Ojalá supiera más sobre las emociones y el aprendizaje afectivo. Dicho esto, supongamos que tienes un grupo de plantas y sometes a una de ellas a estrés, tendrá una respuesta intensa. Los botánicos pueden medir sus respuestas a la serotonina. Tienen serotonina. También tienen glutamato, que es uno de nuestros propios neurotransmisores. Hay muchísimo en las plantas. Tienen estas respuestas de inmediato. Si les cortamos las hojas o les ponemos un montón de insectos, toda esa neuroquímica cambia. Empiezan a enviar mensajes rapidísimo a sus vecinos.

¿Es esa una respuesta emocional? Supongo que sí. Pero puedo oír a mi lado a un botánico decir: «Eso no es una emoción. Es solo una respuesta». Pero creo que podemos establecer estos paralelismos. Todo se reduce al lenguaje, de nuevo, a cómo aplicamos este lenguaje para observar estas respuestas en las plantas.

Creo que es importante superar esa brecha de comunicación para que la gente se dé cuenta de que cuando se le arranca la parte superior a una planta, se produce una gran respuesta. No es algo benigno. ¿Es una respuesta emocional? Sin duda, intenta salvarse. Se sobre regula. Sus genes responden. Empieza a producir estas sustancias químicas. ¿En qué se diferencia eso de cuando nosotros de repente producimos un montón de noradrenalina?

¿Hay cosas que nos perdemos de las plantas porque nuestros conceptos de inteligencia provienen de los humanos y los animales? Podría haber formas de ser enteras para las que ni siquiera tenemos palabras.

Creo que sí. Creo que somos tan utilitarios con las plantas y abusamos de ellas sin parar. Creo que eso se debe a que nos cegamos. No las hemos observado. Simplemente las asumimos como criaturas benignas sin emociones. Sin inteligencia. No se comportan como nosotros, así que simplemente las ignoramos.

También quiero decir que hice estos descubrimientos sobre estas redes subterráneas, sobre cómo los árboles pueden conectarse mediante estas redes fúngicas y comunicarse. Pero si revisamos y escuchamos algunas de las primeras enseñanzas de los Coast Salish y los pueblos indígenas de la costa oeste de Norteamérica, ellos ya lo sabían. Está en los escritos y en la historia oral.

La idea del árbol madre ha existido desde hace mucho tiempo. Las redes fúngicas, las redes subterráneas que mantienen todo el bosque sano y vivo, también están ahí. Que estas plantas interactúen y se comuniquen entre sí, todo está ahí. Antes llamaban a los árboles la gente del árbol. Las fresas eran la gente de la fresa. La ciencia occidental lo descartó por un tiempo y ahora lo estamos retomando.

¿Qué otras relaciones son posibles? ¿Qué significa ser generoso, ser empático con el mundo vegetal?

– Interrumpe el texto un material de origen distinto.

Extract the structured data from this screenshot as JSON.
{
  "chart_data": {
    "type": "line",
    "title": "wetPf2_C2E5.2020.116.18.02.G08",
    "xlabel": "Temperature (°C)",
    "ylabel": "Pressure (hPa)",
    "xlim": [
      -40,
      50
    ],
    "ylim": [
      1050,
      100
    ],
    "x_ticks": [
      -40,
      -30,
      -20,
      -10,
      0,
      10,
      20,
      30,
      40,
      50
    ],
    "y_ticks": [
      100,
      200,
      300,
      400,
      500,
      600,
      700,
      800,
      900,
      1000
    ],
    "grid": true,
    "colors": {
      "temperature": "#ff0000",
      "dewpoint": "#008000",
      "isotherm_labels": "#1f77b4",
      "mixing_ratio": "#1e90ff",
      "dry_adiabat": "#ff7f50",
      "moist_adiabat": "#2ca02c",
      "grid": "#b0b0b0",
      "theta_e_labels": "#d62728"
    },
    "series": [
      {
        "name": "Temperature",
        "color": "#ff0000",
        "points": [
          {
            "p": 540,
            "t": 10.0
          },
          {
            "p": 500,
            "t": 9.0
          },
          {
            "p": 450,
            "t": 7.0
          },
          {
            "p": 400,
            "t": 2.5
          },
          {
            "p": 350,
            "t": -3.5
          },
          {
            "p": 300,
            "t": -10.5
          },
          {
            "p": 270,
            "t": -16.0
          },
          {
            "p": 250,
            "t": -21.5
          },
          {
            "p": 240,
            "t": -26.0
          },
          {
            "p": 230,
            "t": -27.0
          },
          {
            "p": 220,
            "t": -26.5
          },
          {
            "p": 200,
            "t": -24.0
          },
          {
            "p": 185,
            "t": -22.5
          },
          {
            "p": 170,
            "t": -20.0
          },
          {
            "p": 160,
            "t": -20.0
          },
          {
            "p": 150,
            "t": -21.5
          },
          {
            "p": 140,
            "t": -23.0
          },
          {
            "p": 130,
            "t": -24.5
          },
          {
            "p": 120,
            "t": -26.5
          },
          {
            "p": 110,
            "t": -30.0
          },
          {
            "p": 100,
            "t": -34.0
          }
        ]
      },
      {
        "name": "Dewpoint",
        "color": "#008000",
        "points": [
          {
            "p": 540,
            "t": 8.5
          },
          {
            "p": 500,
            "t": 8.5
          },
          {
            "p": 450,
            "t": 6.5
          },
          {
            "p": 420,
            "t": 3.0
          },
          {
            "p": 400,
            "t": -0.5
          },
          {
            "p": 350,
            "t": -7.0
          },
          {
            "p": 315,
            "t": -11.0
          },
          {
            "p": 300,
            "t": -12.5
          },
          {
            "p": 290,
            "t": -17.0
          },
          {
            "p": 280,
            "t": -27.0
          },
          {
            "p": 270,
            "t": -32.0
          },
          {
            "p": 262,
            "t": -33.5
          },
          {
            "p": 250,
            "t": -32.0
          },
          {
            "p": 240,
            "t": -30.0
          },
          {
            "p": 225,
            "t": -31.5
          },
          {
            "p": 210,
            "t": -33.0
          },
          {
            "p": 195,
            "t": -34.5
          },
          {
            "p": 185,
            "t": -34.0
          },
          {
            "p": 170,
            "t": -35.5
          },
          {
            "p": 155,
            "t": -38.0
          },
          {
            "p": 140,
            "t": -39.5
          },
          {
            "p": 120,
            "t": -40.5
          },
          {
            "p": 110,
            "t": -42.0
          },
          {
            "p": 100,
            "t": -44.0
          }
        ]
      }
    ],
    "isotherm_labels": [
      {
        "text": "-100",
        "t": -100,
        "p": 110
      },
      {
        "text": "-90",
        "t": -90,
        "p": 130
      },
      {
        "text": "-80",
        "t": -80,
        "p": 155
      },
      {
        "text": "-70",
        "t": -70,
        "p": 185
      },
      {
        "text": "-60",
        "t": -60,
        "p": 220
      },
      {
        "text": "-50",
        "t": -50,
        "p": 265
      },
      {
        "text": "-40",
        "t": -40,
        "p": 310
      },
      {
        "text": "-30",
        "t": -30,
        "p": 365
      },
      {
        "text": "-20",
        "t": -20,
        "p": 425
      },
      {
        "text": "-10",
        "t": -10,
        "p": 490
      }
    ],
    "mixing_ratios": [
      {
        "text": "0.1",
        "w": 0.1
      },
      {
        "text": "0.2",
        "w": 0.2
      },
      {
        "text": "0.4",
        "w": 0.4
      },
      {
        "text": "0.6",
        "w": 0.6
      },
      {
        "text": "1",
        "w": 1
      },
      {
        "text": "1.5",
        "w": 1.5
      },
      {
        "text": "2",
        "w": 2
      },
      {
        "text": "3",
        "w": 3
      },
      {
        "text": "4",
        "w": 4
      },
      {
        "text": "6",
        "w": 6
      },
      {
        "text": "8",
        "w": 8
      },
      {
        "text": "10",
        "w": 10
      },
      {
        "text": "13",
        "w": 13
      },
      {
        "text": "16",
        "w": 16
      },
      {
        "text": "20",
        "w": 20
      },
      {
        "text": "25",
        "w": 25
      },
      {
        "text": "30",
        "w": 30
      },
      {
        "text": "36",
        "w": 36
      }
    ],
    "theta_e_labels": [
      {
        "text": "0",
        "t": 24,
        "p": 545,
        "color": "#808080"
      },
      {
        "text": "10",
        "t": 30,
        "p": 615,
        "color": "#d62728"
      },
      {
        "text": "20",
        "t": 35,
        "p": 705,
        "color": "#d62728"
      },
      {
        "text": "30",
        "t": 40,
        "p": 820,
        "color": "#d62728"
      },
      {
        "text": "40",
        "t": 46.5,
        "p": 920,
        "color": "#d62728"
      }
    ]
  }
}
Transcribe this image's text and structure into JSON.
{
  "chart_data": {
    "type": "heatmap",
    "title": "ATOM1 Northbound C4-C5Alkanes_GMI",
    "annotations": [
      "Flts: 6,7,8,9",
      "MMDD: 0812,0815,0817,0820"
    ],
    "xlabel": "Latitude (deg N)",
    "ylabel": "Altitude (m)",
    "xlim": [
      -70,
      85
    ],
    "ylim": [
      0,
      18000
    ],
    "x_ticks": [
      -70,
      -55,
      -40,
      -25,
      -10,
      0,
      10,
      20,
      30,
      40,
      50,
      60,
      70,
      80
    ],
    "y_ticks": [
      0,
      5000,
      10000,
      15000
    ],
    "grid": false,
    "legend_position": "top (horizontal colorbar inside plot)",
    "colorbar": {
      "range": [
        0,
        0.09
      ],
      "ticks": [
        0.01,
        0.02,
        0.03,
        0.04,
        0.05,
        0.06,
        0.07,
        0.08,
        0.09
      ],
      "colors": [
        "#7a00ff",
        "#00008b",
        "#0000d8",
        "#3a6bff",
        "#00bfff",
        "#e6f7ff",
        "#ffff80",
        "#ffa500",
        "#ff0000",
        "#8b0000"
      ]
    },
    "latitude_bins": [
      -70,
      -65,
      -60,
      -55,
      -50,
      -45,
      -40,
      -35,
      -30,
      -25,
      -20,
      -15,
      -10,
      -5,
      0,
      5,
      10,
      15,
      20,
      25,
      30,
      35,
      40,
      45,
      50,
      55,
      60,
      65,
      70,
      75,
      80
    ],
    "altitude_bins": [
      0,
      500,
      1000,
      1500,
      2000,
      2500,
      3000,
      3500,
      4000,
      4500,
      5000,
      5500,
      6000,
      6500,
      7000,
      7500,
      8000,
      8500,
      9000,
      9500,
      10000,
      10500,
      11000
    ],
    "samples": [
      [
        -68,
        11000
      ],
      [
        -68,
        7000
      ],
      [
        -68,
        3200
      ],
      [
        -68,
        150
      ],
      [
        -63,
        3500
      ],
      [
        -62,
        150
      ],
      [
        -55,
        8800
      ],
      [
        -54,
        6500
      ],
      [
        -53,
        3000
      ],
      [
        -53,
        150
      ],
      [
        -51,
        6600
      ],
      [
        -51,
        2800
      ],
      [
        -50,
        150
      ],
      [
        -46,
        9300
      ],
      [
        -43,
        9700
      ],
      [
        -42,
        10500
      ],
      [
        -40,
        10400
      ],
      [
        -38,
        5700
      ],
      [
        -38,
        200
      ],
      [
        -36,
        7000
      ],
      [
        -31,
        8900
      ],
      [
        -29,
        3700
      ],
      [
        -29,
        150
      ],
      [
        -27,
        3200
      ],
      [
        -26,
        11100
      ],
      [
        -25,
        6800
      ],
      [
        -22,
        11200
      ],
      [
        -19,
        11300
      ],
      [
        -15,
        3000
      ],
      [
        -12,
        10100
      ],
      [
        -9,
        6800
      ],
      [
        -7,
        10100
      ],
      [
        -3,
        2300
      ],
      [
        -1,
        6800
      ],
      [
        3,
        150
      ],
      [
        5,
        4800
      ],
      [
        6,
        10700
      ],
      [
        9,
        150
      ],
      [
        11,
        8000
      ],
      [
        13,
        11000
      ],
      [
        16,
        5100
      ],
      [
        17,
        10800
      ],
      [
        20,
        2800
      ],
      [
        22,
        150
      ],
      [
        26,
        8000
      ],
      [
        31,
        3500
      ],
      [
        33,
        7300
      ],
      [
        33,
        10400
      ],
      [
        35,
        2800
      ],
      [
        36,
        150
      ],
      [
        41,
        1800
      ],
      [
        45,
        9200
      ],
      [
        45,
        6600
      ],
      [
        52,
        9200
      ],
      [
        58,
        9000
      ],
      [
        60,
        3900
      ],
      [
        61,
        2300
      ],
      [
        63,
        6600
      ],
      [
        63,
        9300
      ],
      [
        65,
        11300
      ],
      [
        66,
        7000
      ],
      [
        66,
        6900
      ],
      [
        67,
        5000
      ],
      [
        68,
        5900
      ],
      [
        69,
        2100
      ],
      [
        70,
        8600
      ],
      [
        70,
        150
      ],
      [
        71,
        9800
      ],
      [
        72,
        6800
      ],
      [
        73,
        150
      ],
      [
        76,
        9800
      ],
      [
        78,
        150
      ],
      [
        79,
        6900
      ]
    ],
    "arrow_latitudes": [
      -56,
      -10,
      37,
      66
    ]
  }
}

Hay dos palabras que me vienen a la mente de inmediato. Una de ellas es responsabilidad. Creo que la sociedad moderna no ha sentido responsabilidad hacia el mundo vegetal. Así que ser administradores responsables es una cosa. Y también recuperar el respeto: una interacción respetuosa con esos árboles, esas plantas.

Si alguna vez has leído Braiding Sweetgrass de Robin Wall Kimmerer, ella habla de cómo va al bosque a cosechar algunas plantas para medicina o alimento. Les pregunta a las plantas. Se llama cosecha respetuosa. No se trata solo de decir: "Voy a preguntarle a la planta si puedo cosecharla, y si dice que no, no lo haré". Se trata de observar y respetar el estado de esas plantas. Creo que esa es la relación de ser responsable, no solo por las plantas, sino por nosotros mismos, por nuestros hijos y por las generaciones anteriores y posteriores.

Creo que este trabajo sobre los árboles, acerca de cómo se conectan y se comunican, la gente lo entiende de inmediato. Es algo innato en nosotros. Y no creo que nos resulte difícil reaprenderlo.